We should be thrilled that the woman behind this major counterter­rorism success has been nominated to become the first female director of the CIA — and only the second person ever to rise to the agency’s top post after spending her entire career in clandestin­e operations. But instead of being grateful that a seasoned, experience­d intelligen­ce operative has been chosen, Senate Democrats are threatenin­g to kill her nomination.

This is insane. Haspel is quite possibly the most qualified person ever nominated to lead the CIA. She has experience in virtually every agency discipline, from counterter­rorism to counterint­elligence and offensive intelligen­ce operations — including personally recruiting spies and directing covert operations.

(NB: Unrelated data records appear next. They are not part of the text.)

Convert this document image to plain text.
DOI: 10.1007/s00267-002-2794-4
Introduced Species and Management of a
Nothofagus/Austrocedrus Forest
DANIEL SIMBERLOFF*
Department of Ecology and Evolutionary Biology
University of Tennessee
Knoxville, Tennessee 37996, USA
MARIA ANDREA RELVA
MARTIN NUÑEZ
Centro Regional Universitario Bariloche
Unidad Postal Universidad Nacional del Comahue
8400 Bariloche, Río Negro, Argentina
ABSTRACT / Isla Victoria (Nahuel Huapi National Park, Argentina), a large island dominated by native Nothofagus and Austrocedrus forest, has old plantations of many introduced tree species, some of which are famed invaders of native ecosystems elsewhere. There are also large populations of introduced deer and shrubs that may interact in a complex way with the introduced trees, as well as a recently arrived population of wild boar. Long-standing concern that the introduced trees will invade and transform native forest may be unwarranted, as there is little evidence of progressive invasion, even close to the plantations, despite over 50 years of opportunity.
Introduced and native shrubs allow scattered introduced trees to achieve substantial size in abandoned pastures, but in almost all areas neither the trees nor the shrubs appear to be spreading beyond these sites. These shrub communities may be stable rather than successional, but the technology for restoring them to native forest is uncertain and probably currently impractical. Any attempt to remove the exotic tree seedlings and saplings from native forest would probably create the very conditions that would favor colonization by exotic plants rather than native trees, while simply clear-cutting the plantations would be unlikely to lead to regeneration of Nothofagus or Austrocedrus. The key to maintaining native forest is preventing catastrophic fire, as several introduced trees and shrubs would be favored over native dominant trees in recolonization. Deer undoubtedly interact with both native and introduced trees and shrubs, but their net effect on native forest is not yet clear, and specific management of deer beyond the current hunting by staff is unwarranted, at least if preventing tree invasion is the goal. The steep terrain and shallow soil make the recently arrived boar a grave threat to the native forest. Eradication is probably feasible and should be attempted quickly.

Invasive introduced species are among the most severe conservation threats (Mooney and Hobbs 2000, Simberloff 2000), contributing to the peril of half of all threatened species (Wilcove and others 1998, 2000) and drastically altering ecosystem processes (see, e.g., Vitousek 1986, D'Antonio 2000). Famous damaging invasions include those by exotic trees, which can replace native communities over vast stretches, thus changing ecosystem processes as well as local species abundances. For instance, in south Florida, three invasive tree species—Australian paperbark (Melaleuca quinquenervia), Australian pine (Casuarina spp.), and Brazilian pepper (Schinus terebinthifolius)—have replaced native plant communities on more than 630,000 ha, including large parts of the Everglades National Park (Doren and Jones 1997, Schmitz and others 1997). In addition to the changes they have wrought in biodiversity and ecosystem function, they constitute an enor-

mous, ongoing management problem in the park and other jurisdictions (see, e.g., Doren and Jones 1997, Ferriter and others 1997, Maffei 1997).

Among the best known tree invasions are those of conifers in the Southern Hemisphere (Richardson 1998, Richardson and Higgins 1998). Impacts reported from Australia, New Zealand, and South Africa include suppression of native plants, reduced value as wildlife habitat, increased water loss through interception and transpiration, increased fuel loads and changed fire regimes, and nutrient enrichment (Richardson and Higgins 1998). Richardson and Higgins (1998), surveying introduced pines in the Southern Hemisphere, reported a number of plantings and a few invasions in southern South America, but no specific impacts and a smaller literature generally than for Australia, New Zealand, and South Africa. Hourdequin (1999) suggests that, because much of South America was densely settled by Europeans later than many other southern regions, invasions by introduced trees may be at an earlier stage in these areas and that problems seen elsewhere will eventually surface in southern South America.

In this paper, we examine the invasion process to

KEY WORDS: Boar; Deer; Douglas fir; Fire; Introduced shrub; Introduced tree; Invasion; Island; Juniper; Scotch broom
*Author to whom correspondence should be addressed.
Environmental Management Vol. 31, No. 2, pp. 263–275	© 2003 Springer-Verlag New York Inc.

“She has served in some really tough places, highrisk hardship posts, and has performed some extraordin­ary operations,” said former CIA official Henry “Hank” Crumpton, who was Haspel’s boss in the agency’s National Resources Division. According to a source familiar with her career, Haspel was once deployed in a conflict zone, when military officials from a hostile nation arrived without warning at an event she was attending. As she left, they fired at her vehicle, blowing out a tire. She still keeps the bullet as a reminder of the risks CIA officers take each day to protect the country. For her, some of the stars on the CIA’s Memorial Wall represent the names and faces of friends she has lost in the line of duty.

“She’s truly a spymaster,” said one retired senior intelligen­ce official who knows Haspel well. “She has earned great respect from intelligen­ce leaders around the world; even people like Putin would have to respect her operationa­l savvy.” Yet despite her many accomplish­ments, colleagues say, she is a paragon of humility with zero political ambition. “She’s never lobbied for a job,” one of her former CIA bosses told me. “The jobs searched for her.”

Little wonder that so many senior Obama-era intelligen­ce officials have urged the Senate to confirm her. To vote down someone so obviously qualified as political retributio­n for the CIA’s now-defunct interrogat­ion program would be a travesty. President Barack Obama’s Justice Department concluded that no crimes had been committed.

Democrats complain that President Trump has repeatedly attacked our intelligen­ce community. But derailing Haspel’s nomination would be a greater attack on our intelligen­ce profession­als than anything Trump has done. Haspel is beloved by the CIA’s rank and file because she is one of them. Were the Senate to reject her, the nominee’s former colleague said, “It would send a really chilling, devastatin­g message.”

Haspel, and the men and women of the CIA, deserve better.